Despite many angry protests from taxi drivers in various places around the world, and an effort to crack down on ride-sharing from authorities, usage and support for Uber continues to grow. Dozens of protests have been launched against the ride-sharing company in a number of countries, but that hasn't seemed to slowdown the popularity of the service. Some areas in Canada have continued to explore a means to embrace the ride-sharing in a regulated manner, while other jurisdictions have sought to establish sting operations and crack down on drivers.
A recent Forum Research Poll found that an increasing number of Canadians are using Uber and in support of the ride-sharing service. The poll of roughly 846 found that 30 per cent had used the ride-sharing service and 42 per cent are in strong support of Uber. The 30 per cent response is an increase from a previous poll which found that the same number was around 28 per cent in December last year. “Ridership is still growing, and more voters take Uber's side than the cabbies' side in this ongoing dispute,” according to Forum Research President, Dr. Lorne Bozinoff.
The rise in popularity of Uber is also prompting Canadian insurance companies to consider introducing insurance coverage for drivers who are carrying paying passengers in their vehicles. Last year, Uber announced with Intact Financial that they were going to be working together in order to introduce an insurance plan that was exclusively designed for the ride-sharing industry. It is estimated that there are roughly 16,000 ride-sharing drivers within the Greater Toronto area alone.
But not everyone is happy about the success of Uber. There remain many disgruntled taxi drivers who don't like the competition and there are a number of areas still scrambling to establish the necessary guidelines in order to allow these sorts of voluntary ride-sharing exchanges to occur. The manager for Uber in Alberta has just this week threatened that the ride-sharing service will cease operating in the province, unless the provincial government there agrees to make insurance and licensing changes. Although the rules vary depending on the area, drivers in Calgary for example, are being forced to obtain a commercial driving license with a $220 yearly fee.
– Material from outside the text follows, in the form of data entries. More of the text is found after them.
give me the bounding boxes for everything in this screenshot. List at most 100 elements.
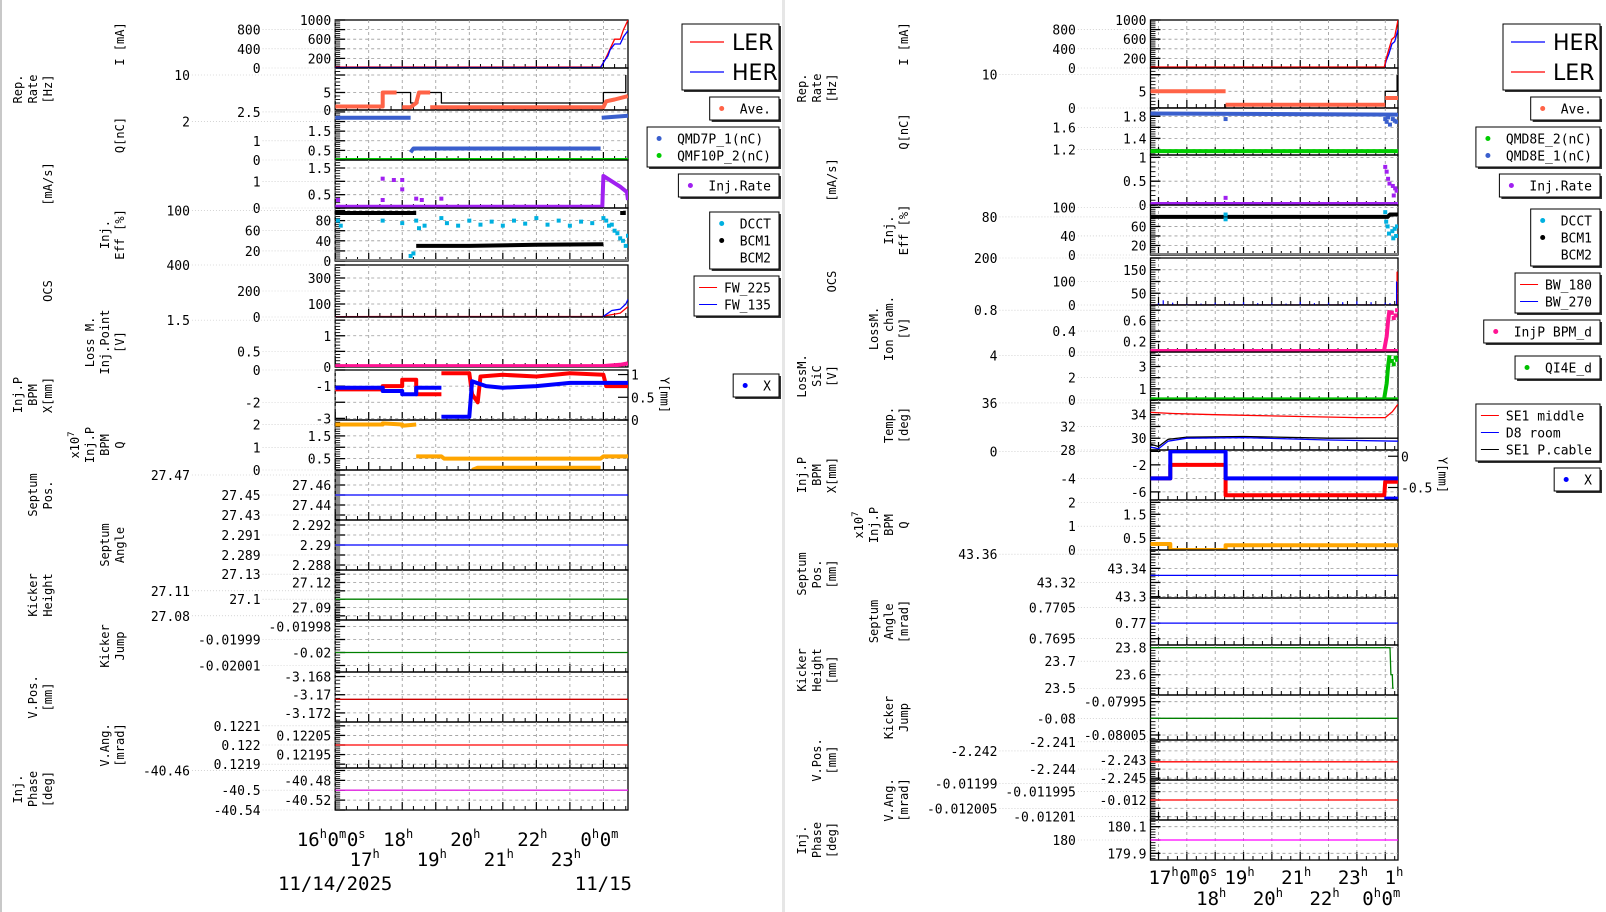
time-tick-label: 18h bbox=[383, 827, 413, 851]
y-tick-label: 150 bbox=[1123, 264, 1146, 279]
y-tick-label: 0 bbox=[323, 255, 331, 270]
series-dcct-point bbox=[1392, 226, 1397, 231]
y-tick-label: -0.02001 bbox=[198, 660, 261, 675]
y-tick-label: 0.5 bbox=[1123, 532, 1146, 547]
y-tick-label: 300 bbox=[308, 272, 331, 287]
series-trace-point bbox=[1391, 193, 1396, 198]
y-axis-label: [mrad] bbox=[113, 723, 127, 766]
y-axis-label: [Hz] bbox=[825, 74, 839, 103]
y-tick-label: -0.01999 bbox=[198, 634, 261, 649]
legend-dot-swatch bbox=[1524, 365, 1530, 370]
y-tick-label: 1 bbox=[253, 441, 261, 456]
y-axis-label: Kicker bbox=[98, 624, 112, 667]
time-tick-number: 21 bbox=[1281, 867, 1304, 889]
series-qmd7p-1-nc--line bbox=[335, 113, 628, 154]
series-dcct-point bbox=[606, 223, 611, 228]
y-tick-label: -2.243 bbox=[1100, 754, 1147, 769]
legend-label: DCCT bbox=[740, 218, 771, 233]
legend-label: SE1 P.cable bbox=[1506, 444, 1592, 459]
y-axis-label: Jump bbox=[113, 632, 127, 661]
y-axis-label: [mm] bbox=[41, 683, 55, 712]
series-dcct-point bbox=[1223, 212, 1228, 217]
panel-v-ang-mrad-: -0.01201 -0.012005 -0.012 -0.011995 -0.01199… bbox=[882, 777, 1399, 826]
y-tick-label: -40.54 bbox=[214, 804, 261, 819]
legend-box bbox=[693, 275, 780, 317]
y-axis-label: Q bbox=[897, 521, 911, 528]
y-axis-label: [Hz] bbox=[41, 75, 55, 104]
series-group bbox=[335, 361, 628, 367]
y-tick-label: 0 bbox=[253, 464, 261, 479]
y-axis-label: Inj.P bbox=[867, 507, 881, 543]
series-group bbox=[335, 113, 628, 160]
series-trace-point bbox=[1389, 358, 1394, 363]
time-tick-unit: h bbox=[540, 827, 547, 841]
y-axis-label: Q[nC] bbox=[897, 113, 911, 149]
y-tick-label: 0.5 bbox=[1123, 175, 1146, 190]
time-tick-number: 1 bbox=[1385, 867, 1396, 889]
series-trace-point bbox=[1393, 186, 1398, 191]
series-her-line bbox=[335, 30, 628, 68]
series-group bbox=[1150, 403, 1398, 450]
legend-label: HER bbox=[1553, 31, 1599, 56]
y-tick-label: 100 bbox=[1052, 201, 1075, 216]
series-trace-point bbox=[439, 196, 444, 201]
time-tick-number: 22 bbox=[1309, 888, 1332, 910]
time-tick-unit: h bbox=[507, 847, 514, 861]
legend-box bbox=[1498, 173, 1601, 198]
y-tick-label: 0.2 bbox=[1123, 336, 1146, 351]
series-dcct-point bbox=[579, 219, 584, 224]
panel-loss-m-inj-point-v-: 0 0.5 1 1.5 Loss M. Inj.Point [V] bbox=[83, 309, 629, 376]
y-axis-label: LossM. bbox=[867, 307, 881, 350]
panel-kicker-jump: -0.02001 -0.02 -0.01999 -0.01998 Kicker Jump bbox=[98, 619, 629, 675]
series-dcct-point bbox=[1394, 233, 1398, 238]
series-trace-point bbox=[1383, 164, 1388, 169]
series-group bbox=[335, 75, 628, 110]
y-multiplier-exponent: 7 bbox=[851, 511, 861, 516]
series-ave--line bbox=[1150, 89, 1398, 107]
y-tick-label: 43.36 bbox=[958, 548, 997, 563]
y-tick-label: 23.6 bbox=[1115, 669, 1146, 684]
y-tick-label: 1 bbox=[1068, 520, 1076, 535]
y-tick-label: 1.8 bbox=[1123, 110, 1146, 125]
series-dcct-point bbox=[422, 223, 427, 228]
legend: HER LER bbox=[1502, 23, 1602, 92]
y-axis-label: Pos. bbox=[41, 481, 55, 510]
y-axis-label: Eff [%] bbox=[113, 209, 127, 260]
series-dcct-point bbox=[511, 218, 516, 223]
y-tick-label: 200 bbox=[237, 285, 260, 300]
series-dcct-point bbox=[338, 223, 343, 228]
series-trace-point bbox=[1393, 355, 1398, 360]
y-tick-label: -0.02 bbox=[292, 647, 331, 662]
y-tick-label: -1 bbox=[316, 380, 332, 395]
y-axis-label: Inj. bbox=[795, 826, 809, 855]
series-trace-point bbox=[1383, 117, 1388, 122]
y-tick-label: 1.5 bbox=[308, 162, 331, 177]
y-axis-label: LossM. bbox=[795, 354, 809, 397]
time-tick-number: 18 bbox=[1196, 888, 1219, 910]
panel-inj-p-bpm-q: 0 0.5 1 1.5 2 x107 Inj.P BPM Q bbox=[851, 496, 1399, 559]
series-group bbox=[335, 174, 628, 208]
y-tick-label: -40.52 bbox=[284, 794, 331, 809]
y-tick-label: 0.8 bbox=[974, 304, 997, 319]
time-tick-label: 22h bbox=[1309, 886, 1339, 910]
time-tick-number: 0 bbox=[328, 829, 339, 851]
y-tick-label: 23.5 bbox=[1045, 682, 1076, 697]
series-trace-point bbox=[1387, 181, 1392, 186]
y-tick-label: 0 bbox=[1068, 62, 1076, 77]
y-axis-label: [mm] bbox=[825, 560, 839, 589]
legend-label: Ave. bbox=[740, 103, 771, 118]
legend: DCCT BCM1 BCM2 bbox=[1530, 208, 1602, 268]
time-tick-number: 0 bbox=[347, 829, 358, 851]
y-axis-label: Q[nC] bbox=[113, 117, 127, 153]
panel-i-ma-: 0 200 400 600 800 1000 I [mA] LER HER bbox=[113, 14, 781, 92]
time-tick-label: 17h 0m 0s bbox=[1148, 865, 1217, 889]
y-tick-label: 100 bbox=[166, 205, 189, 220]
y-tick-label: 800 bbox=[237, 24, 260, 39]
y-tick-label: 0 bbox=[990, 445, 998, 460]
y-axis-label: Ion cham. bbox=[882, 296, 896, 361]
series-trace-point bbox=[1387, 122, 1392, 127]
series-trace-line bbox=[1382, 309, 1392, 350]
series-se1-p-cable-line bbox=[1150, 435, 1398, 448]
time-tick-number: 23 bbox=[1338, 867, 1361, 889]
y-tick-label: 100 bbox=[308, 298, 331, 313]
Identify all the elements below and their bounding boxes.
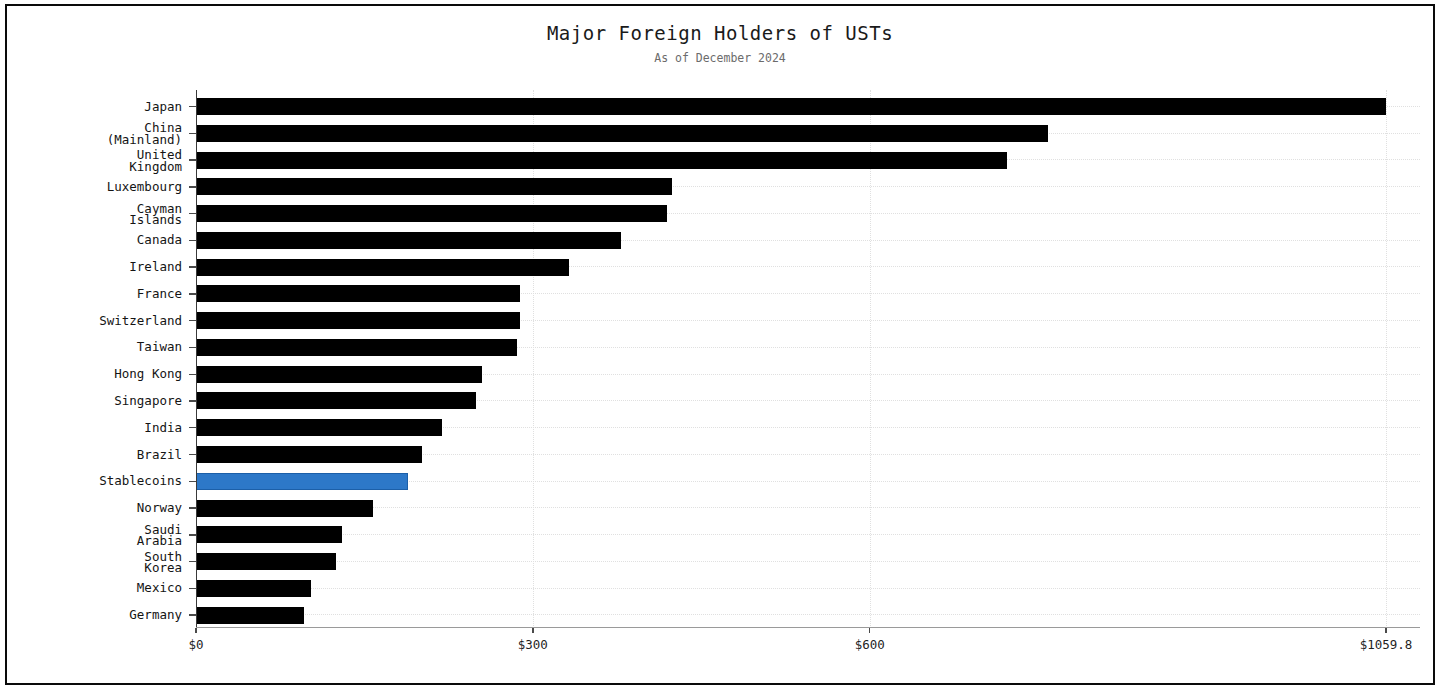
bar-highlight: [196, 473, 408, 490]
y-gridline: [196, 561, 1420, 562]
y-axis-tick: [189, 454, 196, 455]
chart-subtitle: As of December 2024: [0, 51, 1440, 65]
y-axis-tick: [189, 159, 196, 160]
x-axis-tick: [869, 628, 870, 633]
y-axis-tick: [189, 374, 196, 375]
bar: [196, 446, 422, 463]
x-axis-tick: [532, 628, 533, 633]
x-gridline: [1386, 90, 1387, 628]
y-axis-spine: [196, 90, 197, 628]
category-label: Luxembourg: [107, 181, 182, 193]
category-label: Germany: [129, 609, 182, 621]
x-gridline: [533, 90, 534, 628]
category-label: Taiwan: [137, 342, 182, 354]
bar: [196, 419, 442, 436]
bar: [196, 339, 517, 356]
x-axis-tick: [1385, 628, 1386, 633]
bar: [196, 500, 373, 517]
y-axis-tick: [189, 133, 196, 134]
y-axis-tick: [189, 240, 196, 241]
bar: [196, 392, 476, 409]
category-label: South Korea: [144, 550, 182, 573]
category-label: Brazil: [137, 449, 182, 461]
category-label: Ireland: [129, 261, 182, 273]
bar: [196, 152, 1007, 169]
y-axis-tick: [189, 507, 196, 508]
category-label: Switzerland: [99, 315, 182, 327]
bar: [196, 98, 1386, 115]
bar: [196, 553, 336, 570]
y-axis-tick: [189, 427, 196, 428]
category-label: Norway: [137, 502, 182, 514]
x-tick-label: $0: [188, 637, 203, 652]
x-tick-label: $600: [855, 637, 885, 652]
y-axis-tick: [189, 320, 196, 321]
bar: [196, 312, 520, 329]
y-axis-labels: Japan China (Mainland) United Kingdom Luxem…: [0, 90, 189, 628]
y-axis-tick: [189, 106, 196, 107]
bar: [196, 366, 482, 383]
y-axis-tick: [189, 293, 196, 294]
bar: [196, 526, 342, 543]
bar: [196, 607, 304, 624]
category-label: Stablecoins: [99, 476, 182, 488]
y-gridline: [196, 507, 1420, 508]
plot-area: $0$300$600$1059.8: [196, 90, 1420, 628]
category-label: India: [144, 422, 182, 434]
y-axis-tick: [189, 588, 196, 589]
bar: [196, 285, 520, 302]
y-axis-tick: [189, 481, 196, 482]
y-axis-tick: [189, 534, 196, 535]
y-axis-tick: [189, 561, 196, 562]
bar: [196, 205, 667, 222]
category-label: Saudi Arabia: [137, 523, 182, 546]
category-label: Hong Kong: [114, 368, 182, 380]
bar: [196, 125, 1048, 142]
category-label: Cayman Islands: [129, 202, 182, 225]
x-axis-tick: [195, 628, 196, 633]
x-axis-spine: [196, 627, 1420, 628]
bar: [196, 580, 311, 597]
y-axis-tick: [189, 614, 196, 615]
bar: [196, 178, 672, 195]
bar: [196, 232, 621, 249]
y-axis-tick: [189, 266, 196, 267]
y-axis-tick: [189, 213, 196, 214]
y-gridline: [196, 614, 1420, 615]
category-label: Canada: [137, 235, 182, 247]
category-label: France: [137, 288, 182, 300]
x-gridline: [870, 90, 871, 628]
category-label: Japan: [144, 101, 182, 113]
y-axis-tick: [189, 186, 196, 187]
y-axis-tick: [189, 400, 196, 401]
chart-title: Major Foreign Holders of USTs: [0, 22, 1440, 44]
category-label: Mexico: [137, 583, 182, 595]
y-gridline: [196, 534, 1420, 535]
category-label: Singapore: [114, 395, 182, 407]
y-gridline: [196, 588, 1420, 589]
x-tick-label: $1059.8: [1360, 637, 1413, 652]
category-label: United Kingdom: [129, 149, 182, 172]
category-label: China (Mainland): [107, 122, 182, 145]
y-axis-tick: [189, 347, 196, 348]
bar: [196, 259, 569, 276]
x-tick-label: $300: [518, 637, 548, 652]
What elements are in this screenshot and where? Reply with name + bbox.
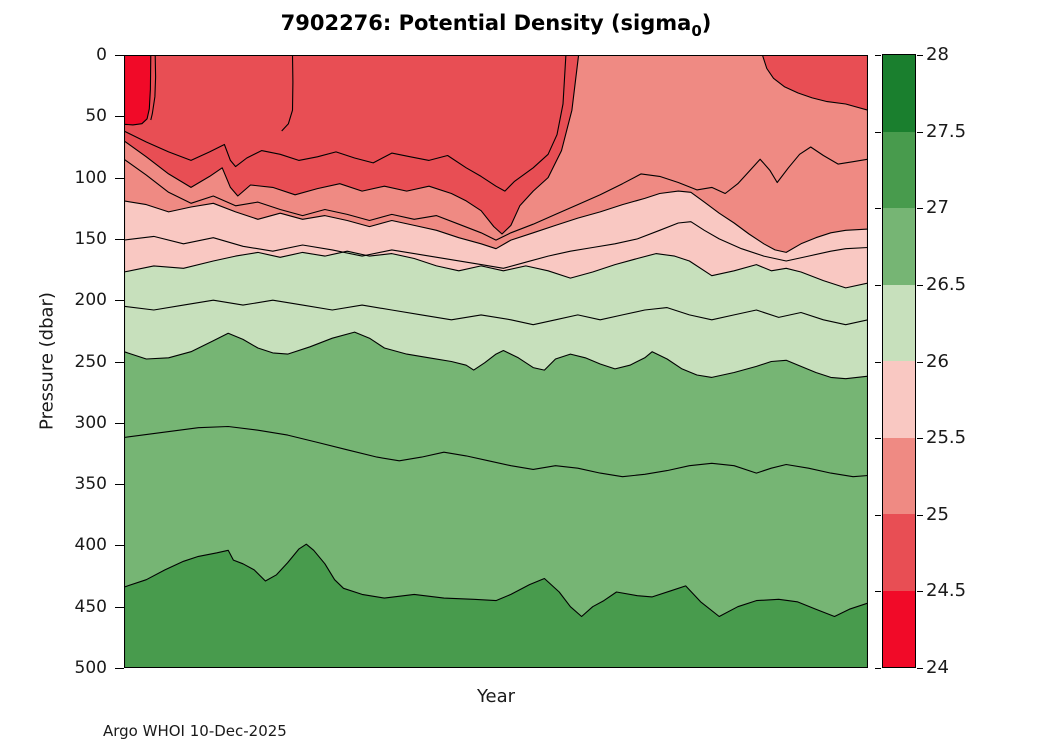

Not only that, but they also have to make sure they get regular inspections for their vehicle, a police background check, and must be able to prove that they are eligible to work in Canada.
A number of Uber drivers commented on the rally in Edmonton, saying that the service there affords them jobs and provides users with safe methods of transportation. They reject the idea that they should have to get a commercial license for driving and they argue that Uber ride-sharing is no different than carpooling.